Washington Nationals vs Los Angeles Dodgers
Two teams that expect to be here meet in what could be the pick of the matchups. The Nationals big star, reigning MVP Bryce Harper, has had a down year but remains a big threat, with the slack in his production taken up by Daniel Murphy (.347 average, 25 HR, 104 RBI) who will look to replicate last year’s postseason exploits (when he was with the Mets). The loss of catcher Wilson Ramos to an ACL tear in the last week of the season is a big loss though. On the pitching side Max Scherzer (20-7, 2.96 ERA) and Tanner Roark give a nice 1-2 punch, while midseason acquisition Mark Melancon has stabilised what was a shaky bullpen. Manager Dusty Baker has been here many times before as well.
The Dodgers have rattled through so many players it’s hard to keep up. They are a veteran club though, with a roster full of guys such as Chase Utley, Howie Kendricks, and Adrian Gonzalez who have been on this stage before, even if a rookie (albeit one likely to be voted Rookie of the Year in a landslide) in shortstop Corey Seager (.308 average, 26 HR) has been their best player all year.
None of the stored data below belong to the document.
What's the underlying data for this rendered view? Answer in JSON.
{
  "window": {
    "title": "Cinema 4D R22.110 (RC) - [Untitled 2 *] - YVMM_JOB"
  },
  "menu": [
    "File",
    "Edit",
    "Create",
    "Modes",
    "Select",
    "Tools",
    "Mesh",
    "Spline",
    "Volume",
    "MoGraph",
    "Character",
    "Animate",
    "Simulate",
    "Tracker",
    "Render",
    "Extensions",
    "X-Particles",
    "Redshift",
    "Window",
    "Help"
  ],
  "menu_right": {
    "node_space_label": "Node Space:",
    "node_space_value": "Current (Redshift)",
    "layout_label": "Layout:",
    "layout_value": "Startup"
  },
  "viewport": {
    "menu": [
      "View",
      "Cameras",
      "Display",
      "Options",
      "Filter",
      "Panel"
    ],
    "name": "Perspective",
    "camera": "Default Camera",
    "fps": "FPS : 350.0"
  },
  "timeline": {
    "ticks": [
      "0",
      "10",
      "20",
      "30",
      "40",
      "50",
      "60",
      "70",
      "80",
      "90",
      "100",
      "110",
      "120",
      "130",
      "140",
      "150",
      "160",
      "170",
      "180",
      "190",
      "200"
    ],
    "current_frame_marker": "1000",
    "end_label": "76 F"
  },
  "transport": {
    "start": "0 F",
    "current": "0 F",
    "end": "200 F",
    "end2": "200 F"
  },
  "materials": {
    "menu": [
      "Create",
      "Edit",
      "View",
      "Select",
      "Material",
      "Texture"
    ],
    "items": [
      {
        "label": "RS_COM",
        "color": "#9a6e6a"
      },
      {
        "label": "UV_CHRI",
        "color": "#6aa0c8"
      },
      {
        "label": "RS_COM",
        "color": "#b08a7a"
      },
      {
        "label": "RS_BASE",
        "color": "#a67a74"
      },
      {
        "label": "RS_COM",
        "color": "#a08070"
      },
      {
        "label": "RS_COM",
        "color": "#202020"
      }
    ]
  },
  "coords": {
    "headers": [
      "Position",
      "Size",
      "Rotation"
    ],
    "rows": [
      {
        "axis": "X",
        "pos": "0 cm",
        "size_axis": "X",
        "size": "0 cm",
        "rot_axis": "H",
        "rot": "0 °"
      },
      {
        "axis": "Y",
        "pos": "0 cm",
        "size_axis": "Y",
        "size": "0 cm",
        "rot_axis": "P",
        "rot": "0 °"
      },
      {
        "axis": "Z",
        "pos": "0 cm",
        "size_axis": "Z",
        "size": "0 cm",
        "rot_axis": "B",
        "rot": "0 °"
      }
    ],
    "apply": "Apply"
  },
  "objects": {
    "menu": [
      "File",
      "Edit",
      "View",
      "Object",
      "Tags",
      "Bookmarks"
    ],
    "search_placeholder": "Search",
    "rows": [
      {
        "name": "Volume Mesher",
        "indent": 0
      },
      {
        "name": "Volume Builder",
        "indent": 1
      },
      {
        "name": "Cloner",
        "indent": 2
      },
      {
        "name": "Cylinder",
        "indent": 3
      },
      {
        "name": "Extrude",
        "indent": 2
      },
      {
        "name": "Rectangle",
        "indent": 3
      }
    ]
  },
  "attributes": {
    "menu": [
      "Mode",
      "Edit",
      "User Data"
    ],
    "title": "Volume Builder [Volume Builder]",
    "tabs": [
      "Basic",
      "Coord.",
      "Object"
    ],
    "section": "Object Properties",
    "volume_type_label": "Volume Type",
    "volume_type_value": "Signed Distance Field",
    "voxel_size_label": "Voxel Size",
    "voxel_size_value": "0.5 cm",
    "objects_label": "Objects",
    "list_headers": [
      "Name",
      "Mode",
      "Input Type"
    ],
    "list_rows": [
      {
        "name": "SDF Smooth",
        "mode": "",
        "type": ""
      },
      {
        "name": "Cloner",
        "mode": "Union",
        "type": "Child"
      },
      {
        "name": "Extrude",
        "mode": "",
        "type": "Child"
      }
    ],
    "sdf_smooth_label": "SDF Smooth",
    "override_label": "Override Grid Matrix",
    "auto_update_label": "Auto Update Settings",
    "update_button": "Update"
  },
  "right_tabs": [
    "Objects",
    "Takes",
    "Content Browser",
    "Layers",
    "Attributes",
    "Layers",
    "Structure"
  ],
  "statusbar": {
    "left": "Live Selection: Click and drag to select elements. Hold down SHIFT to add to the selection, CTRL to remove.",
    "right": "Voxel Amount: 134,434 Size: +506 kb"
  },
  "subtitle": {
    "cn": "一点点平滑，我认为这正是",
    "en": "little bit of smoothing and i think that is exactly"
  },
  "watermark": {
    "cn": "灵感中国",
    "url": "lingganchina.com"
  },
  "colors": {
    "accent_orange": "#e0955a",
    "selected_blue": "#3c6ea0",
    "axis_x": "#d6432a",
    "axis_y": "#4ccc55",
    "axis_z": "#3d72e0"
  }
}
The Dodgers have used no fewer than 15 different starting pitchers but it’s their big gun, Clayton Kershaw, that first-year manager Dave Roberts will turn to start Game 1 with Rich Hill, acquired at the trade deadline from Oakland, likely to follow in Game 2.
Chicago Cubs vs wildcard winner
Is this the year the Curse gets broken? The Cubs last won the World Series all the way back in 1908 and arguably this year’s team is as good as they’ve had since. Their offense is paced by young stars Anthony Rizzo (32 HR, 109 RBI), Kris Bryant (39 HR, 102 RBI) and Addison Russell (21 HR, 93 RBI), with experience provided by veterans like Dexter Fowler, David Ross, and Ben Zobrist who won a title last year with Kansas City. Veteran Jon Lester (who won titles in 2007 and 2013 with Boston and went 19-5 with a 2.44 ERA this year) heads a rotation with breakout star Kyle Hendricks, Jake Arrieta and John Lackey to follow. Manager Joe Madden is perhaps the best unconventional thinker in the game and renowned for coaxing the best of his considerable arsenal of role players where Javier Baez and Jorge Soler are key contributors, but it might be how he manages their at times shaky bullpen that determines if ‘Next Year’ finally becomes ‘This Year’ in the Windy City.